Founded in Roman times, the city of Cahors became in the Middle Ages a centre of trade and finance on the European scale. This "Golden Age" left us a city centre which is still largely intact, vibrantly alive and should definitely be visited.
The Valentré bridge
The Valentré Bridge is the emblem of the city, spanning the river with its three fortified towers rising above it. You can stroll across it or approach it from the river when taking a boat trip on the Lot. Built in the 14th C., the Valentré Bridge is UNESCO World Heritage listed, in the context of the Santiago Pilgrim Ways. A legend concerning the Devil is associated with this bridge, so look up carefully to spot where he is ! For photos, the best place is at the end of the lock by the roadway.
The centre of Cahors
The visit continues in the centre of Cahors, where red brick combines with grey limestone and ochre-coloured sandstone at certain times of the day to create beautiful harmonious effects just perfect for photos. As you wander through the mediaeval streets, you can enjoy the charm of the little squares and of the 26 Secret Gardens which embellish the city. Shaded by plane trees, the Boulevard Gambetta, created in the 19th C. and lined with numerous cafes, is an invitation to take a stroll and relax.
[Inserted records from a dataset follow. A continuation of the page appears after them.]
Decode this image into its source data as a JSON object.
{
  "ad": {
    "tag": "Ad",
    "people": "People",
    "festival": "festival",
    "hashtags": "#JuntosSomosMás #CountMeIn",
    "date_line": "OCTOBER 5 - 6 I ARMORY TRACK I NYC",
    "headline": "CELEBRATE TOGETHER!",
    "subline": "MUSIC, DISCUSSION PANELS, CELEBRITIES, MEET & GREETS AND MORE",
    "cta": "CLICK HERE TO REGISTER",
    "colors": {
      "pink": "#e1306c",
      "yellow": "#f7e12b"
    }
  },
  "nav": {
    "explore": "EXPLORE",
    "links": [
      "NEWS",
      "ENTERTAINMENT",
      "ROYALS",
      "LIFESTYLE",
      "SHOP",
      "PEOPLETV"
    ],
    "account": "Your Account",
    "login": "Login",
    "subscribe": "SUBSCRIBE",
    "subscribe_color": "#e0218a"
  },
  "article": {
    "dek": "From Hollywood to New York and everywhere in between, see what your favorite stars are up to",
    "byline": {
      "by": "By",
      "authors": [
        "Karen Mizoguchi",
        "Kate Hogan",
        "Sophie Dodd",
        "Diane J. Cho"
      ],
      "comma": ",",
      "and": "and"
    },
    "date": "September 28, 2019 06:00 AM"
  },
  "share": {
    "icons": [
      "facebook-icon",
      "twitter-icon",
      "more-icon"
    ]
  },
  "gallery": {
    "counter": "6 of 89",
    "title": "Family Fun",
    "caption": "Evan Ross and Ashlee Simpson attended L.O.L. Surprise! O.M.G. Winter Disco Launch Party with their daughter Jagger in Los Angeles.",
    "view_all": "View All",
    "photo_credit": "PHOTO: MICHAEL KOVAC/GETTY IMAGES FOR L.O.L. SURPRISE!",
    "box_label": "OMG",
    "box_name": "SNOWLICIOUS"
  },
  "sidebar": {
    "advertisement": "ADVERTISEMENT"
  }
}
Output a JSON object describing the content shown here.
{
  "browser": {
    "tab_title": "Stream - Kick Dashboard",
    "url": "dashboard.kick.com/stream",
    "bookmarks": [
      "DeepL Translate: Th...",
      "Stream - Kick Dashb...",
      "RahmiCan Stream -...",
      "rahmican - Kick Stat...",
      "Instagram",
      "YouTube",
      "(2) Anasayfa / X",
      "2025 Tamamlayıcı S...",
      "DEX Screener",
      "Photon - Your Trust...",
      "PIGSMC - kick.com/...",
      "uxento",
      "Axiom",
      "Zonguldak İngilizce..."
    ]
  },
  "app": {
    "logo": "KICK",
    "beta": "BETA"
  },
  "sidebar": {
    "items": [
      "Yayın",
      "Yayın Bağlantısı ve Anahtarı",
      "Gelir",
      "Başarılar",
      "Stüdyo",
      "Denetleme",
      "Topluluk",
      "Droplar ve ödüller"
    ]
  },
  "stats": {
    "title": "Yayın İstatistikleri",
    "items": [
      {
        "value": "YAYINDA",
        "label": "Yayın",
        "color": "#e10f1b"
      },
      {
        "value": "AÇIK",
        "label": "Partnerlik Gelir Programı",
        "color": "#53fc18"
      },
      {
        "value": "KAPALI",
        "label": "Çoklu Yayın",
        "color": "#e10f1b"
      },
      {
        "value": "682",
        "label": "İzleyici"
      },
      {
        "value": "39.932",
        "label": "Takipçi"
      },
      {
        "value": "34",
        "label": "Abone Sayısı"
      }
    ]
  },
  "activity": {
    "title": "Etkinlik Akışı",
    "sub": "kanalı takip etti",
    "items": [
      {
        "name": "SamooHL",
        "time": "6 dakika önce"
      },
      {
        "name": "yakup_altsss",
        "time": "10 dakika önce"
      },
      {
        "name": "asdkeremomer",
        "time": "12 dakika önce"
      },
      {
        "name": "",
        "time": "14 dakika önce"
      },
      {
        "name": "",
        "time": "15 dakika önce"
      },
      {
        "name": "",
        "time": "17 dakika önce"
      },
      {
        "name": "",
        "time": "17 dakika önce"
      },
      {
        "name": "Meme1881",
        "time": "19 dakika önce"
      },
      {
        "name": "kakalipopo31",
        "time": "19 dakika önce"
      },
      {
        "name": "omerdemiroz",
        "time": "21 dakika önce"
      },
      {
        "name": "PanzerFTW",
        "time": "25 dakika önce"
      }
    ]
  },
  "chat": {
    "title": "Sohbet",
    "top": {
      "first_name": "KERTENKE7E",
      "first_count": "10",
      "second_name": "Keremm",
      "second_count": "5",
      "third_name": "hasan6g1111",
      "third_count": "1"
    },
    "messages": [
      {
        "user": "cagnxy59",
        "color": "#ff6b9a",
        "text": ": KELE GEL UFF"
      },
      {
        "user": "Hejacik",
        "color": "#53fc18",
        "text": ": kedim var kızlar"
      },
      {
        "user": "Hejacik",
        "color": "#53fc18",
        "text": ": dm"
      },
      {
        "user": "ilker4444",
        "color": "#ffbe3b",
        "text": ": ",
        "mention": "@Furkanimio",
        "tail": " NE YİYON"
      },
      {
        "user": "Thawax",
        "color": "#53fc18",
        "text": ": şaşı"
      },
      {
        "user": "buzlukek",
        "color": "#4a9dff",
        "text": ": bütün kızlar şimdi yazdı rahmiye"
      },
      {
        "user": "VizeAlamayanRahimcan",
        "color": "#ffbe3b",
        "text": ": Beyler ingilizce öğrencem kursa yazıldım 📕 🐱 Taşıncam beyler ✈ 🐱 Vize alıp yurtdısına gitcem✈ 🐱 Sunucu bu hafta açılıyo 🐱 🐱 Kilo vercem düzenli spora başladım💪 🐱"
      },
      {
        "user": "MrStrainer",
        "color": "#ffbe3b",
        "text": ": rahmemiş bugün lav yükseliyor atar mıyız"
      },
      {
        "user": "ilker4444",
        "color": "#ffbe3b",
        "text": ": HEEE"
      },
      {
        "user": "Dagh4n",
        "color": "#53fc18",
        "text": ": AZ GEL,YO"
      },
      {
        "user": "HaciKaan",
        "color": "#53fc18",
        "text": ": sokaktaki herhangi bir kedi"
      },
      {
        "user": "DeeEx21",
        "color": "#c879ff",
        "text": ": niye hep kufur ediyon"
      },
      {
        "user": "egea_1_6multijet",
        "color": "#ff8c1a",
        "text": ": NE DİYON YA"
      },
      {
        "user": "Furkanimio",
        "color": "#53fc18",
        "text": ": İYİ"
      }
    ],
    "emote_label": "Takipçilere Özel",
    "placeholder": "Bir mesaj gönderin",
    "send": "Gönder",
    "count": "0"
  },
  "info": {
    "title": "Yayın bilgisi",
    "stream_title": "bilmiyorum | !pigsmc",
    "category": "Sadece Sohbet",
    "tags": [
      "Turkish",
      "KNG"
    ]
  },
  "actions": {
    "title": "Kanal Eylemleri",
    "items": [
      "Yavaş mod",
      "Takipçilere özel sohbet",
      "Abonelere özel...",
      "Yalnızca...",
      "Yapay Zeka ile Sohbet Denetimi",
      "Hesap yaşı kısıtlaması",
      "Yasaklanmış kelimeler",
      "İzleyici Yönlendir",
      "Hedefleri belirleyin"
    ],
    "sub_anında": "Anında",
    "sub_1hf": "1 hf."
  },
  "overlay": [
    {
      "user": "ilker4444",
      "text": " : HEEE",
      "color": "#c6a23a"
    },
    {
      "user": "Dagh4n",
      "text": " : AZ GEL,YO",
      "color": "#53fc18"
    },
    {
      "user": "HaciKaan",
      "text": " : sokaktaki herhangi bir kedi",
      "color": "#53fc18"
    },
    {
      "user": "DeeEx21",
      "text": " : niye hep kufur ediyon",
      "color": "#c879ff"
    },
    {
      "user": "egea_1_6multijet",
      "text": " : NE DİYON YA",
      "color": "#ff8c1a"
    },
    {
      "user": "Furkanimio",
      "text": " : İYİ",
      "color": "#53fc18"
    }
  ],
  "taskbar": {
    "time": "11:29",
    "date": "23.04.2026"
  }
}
The market by the Cathedral
Throughout the year, there's an appointment you shouldn't miss every Wednesday and Saturday morning : Cahors market, held just outside the Cathedral of St. Etienne. Here, everything is so tempting : Rocamadour cheeses, Perigord walnuts, foie gras, Quercy melons, Cahors wines…
Cahors is, of course, close to the vineyard area which has borne its name since the time of François I (contemporary of Henry VIII). This area, long associated with Malbec, the main grape variety of the appellation, has many estates that you can visit, with a wine tasting included, obviously !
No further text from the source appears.